Out of 2 million federal employees, about 4,000 are appointed by the president, and roughly 1,200 of those require confirmation by the Senate. The appointments clause of the Constitution requires that the president seek the advice and consent of the Senate for all foreign ambassadors and principal government officers. Once mostly limited to cabinet secretaries, that second category now includes dozens of deputy secretaries and undersecretaries; 190 U.S. attorneys and marshals; 60 legal and oversight positions; and hundreds of independent agency officials, commissioners and policy-board members. 

As the number of positions needing confirmation have grown, so has the partisanship surrounding them. Individual senators often use procedural tactics to freeze the system even for well-qualified nominees, forcing the Senate to hold time-consuming cloture votes just to bring nominations to the floor.
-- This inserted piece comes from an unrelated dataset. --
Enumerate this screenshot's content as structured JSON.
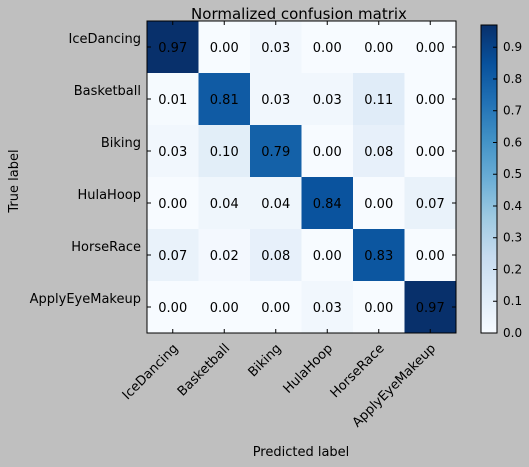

A process that took 56 days on average during Ronald Reagan’s administration extended to 117 days under President Donald Trump.

To this point, Biden has been barely more successful than Trump in getting his nominees to key posts confirmed, partly due to blanket holds placed by Texas Senator Ted Cruz. That’s left the government ill-equipped to manage an array of diplomatic and immigration-related crises. The assistant secretaries of state overseeing policies toward Afghanistan and Latin America weren’t confirmed until Sept. 13. Meanwhile, nominees for posts concerned with the Middle East, arms control and immigration are languishing in the Senate.

The White House and both parties in Congress need to fix this. Republicans such as Cruz and Missouri’s Josh Hawley should drop arbitrary holds and allow votes on nominees for vital national-security posts. The administration should identify and eliminate Senate-confirmed positions that are redundant or have remained vacant across multiple administrations. And the White House and Congress should reduce the number of mid-level appointments and members of federal commissions and boards subject to Senate approval.

Above all, the U.S. should stop putting underqualified political appointees in jobs better carried out by career professionals. Administrative positions dealing with the federal agencies’ budgets, operations and management should be converted to career status and filled by senior civil servants. Making policy jobs below the rank of undersecretary permanent career positions — as in most other advanced democracies — is also worth serious consideration. Giving more authority to experienced professionals would help federal agencies perform better, reduce leadership turnover and shrink government bloat.

Unfortunately, the country’s political leaders agree on vanishingly few priorities — but building a capably staffed bureaucracy ought to be one of them. Reducing the number of presidential appointees and empowering a more professional work force would make Washington leaner and more effective. That’s something both parties should want.